Дарси замирает: впервые слышит мое имя.
— Умоляю, не уходи на такой ноте. Останься. Что-нибудь придумаем. Опасно появляться на улицах.
— Неужели ты не понимаешь? — взмаливаюсь срывающимся голосом, глядя в мудрые глаза. — Повсюду находиться опасно! А больше всего опасно здесь. — Показываю на висок. — И здесь. — Указываю на свое сердце. — Неважно, куда я сбегаю, ведь не смогу убежать от себя.
Ее нижняя губа дрожит.
— Не хочешь узнать, кто он?
Момент истины... истины, которая запоздала на восемнадцать лет.
— Не особо. Пусть гниет в аду, похуй как-то. Скоро встретимся с ним там.
По ее щеке скатывается слеза, подрывающая решимость. Но все к лучшему.
— Ti amo, — шепчет. Уже слишком поздно. Если б реально любила, то сказала б правду.
Не удосуживаюсь ответить и иду к задней двери с комом в горле. Какой же я гад.

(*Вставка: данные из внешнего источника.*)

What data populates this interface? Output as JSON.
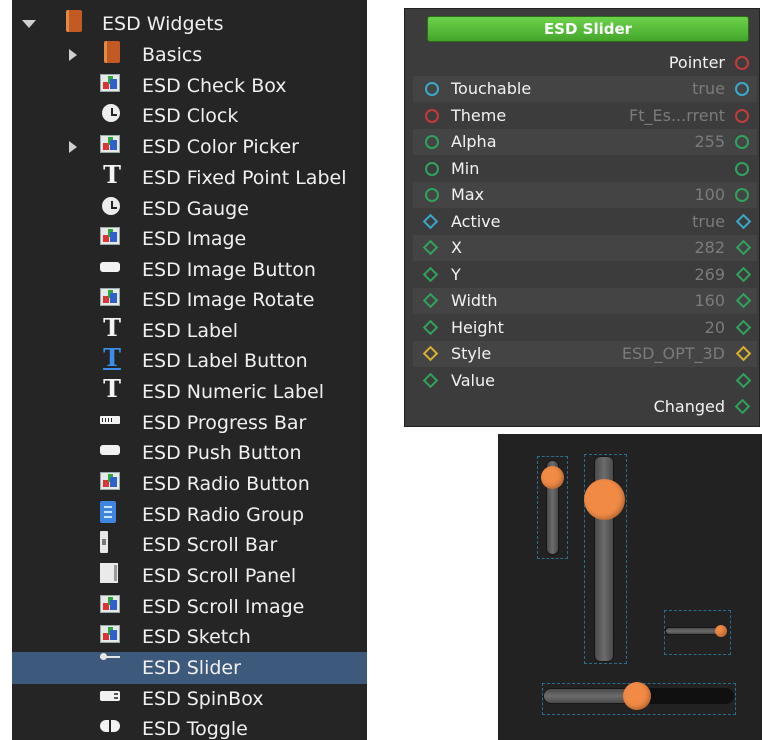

Дарси вырывает руку из моей хватки. На данном этапе жизни начинаю думать, что лучше мне быть одному. Сделаю все, чтобы защитить ее, — Нонна называла меня «защитничком», — но прихожу к выводу, что некоторые люди не нуждаются в защите.
Ухожу через заднюю дверь без Дарси. Если решит остаться, это будет ее выбор.
Возвращаюсь к пикапу, перепрыгнув через заборы и осыпая матами весь белый свет. Должно же существовать в жизни что-то большее, чем это, верно?
И вот сегодня Вселенная со мной не разговаривает.
Прикуриваю сигарету и, прислонившись к капоту, медленно затягиваю. Пора отчаливать, но сердцем понимаю, что Дарси придет. Может, и не хочет, однако наша связь слишком глубока, чтобы увильнуть.
В то время, как гашу ботинком окурок, девушка приходит запыхавшейся, с дыркой на джинсах. Походу, она не нравится Борису.
Отталкиваюсь от капота, и мы садимся в пикап. Он заводится с ревом, и мы уносимся в ночь.
Радио заполняет тишину, пока Дарси, отвернув лицо к окну, не шепчет:
— Нонна сказала, что пристроит котят в хорошие семьи.
Ох уж эти кошары.
ДВАДЦАТЬ
КРОВЬ НЕ ВОДИЦА
Я ушел, не разбудив Дарси. Стоит сделать следующий шаг в одиночку.
На прикроватной тумбочке оставил записку и пушку, как бы намекнув на возвращение, но не думаю, что это ее уж как-то волнует. Динамика в наших отношениях переменилась. Она наконец-то увидела меня настоящего.
Дарси не убийца — она была вынуждена действовать таким образом из-за произошедшего, и вместо того, чтобы ныть по этому поводу, она взяла дело в свои руки. Так поступают люди дела — они действуют. Она не родилась такой.
Вот он, классический случай, когда природа против воспитания.
А вот я. Тот факт, что я крадусь по двору Бекеттов, как тать в ночи, ставит передо мной вопрос: кем я являюсь?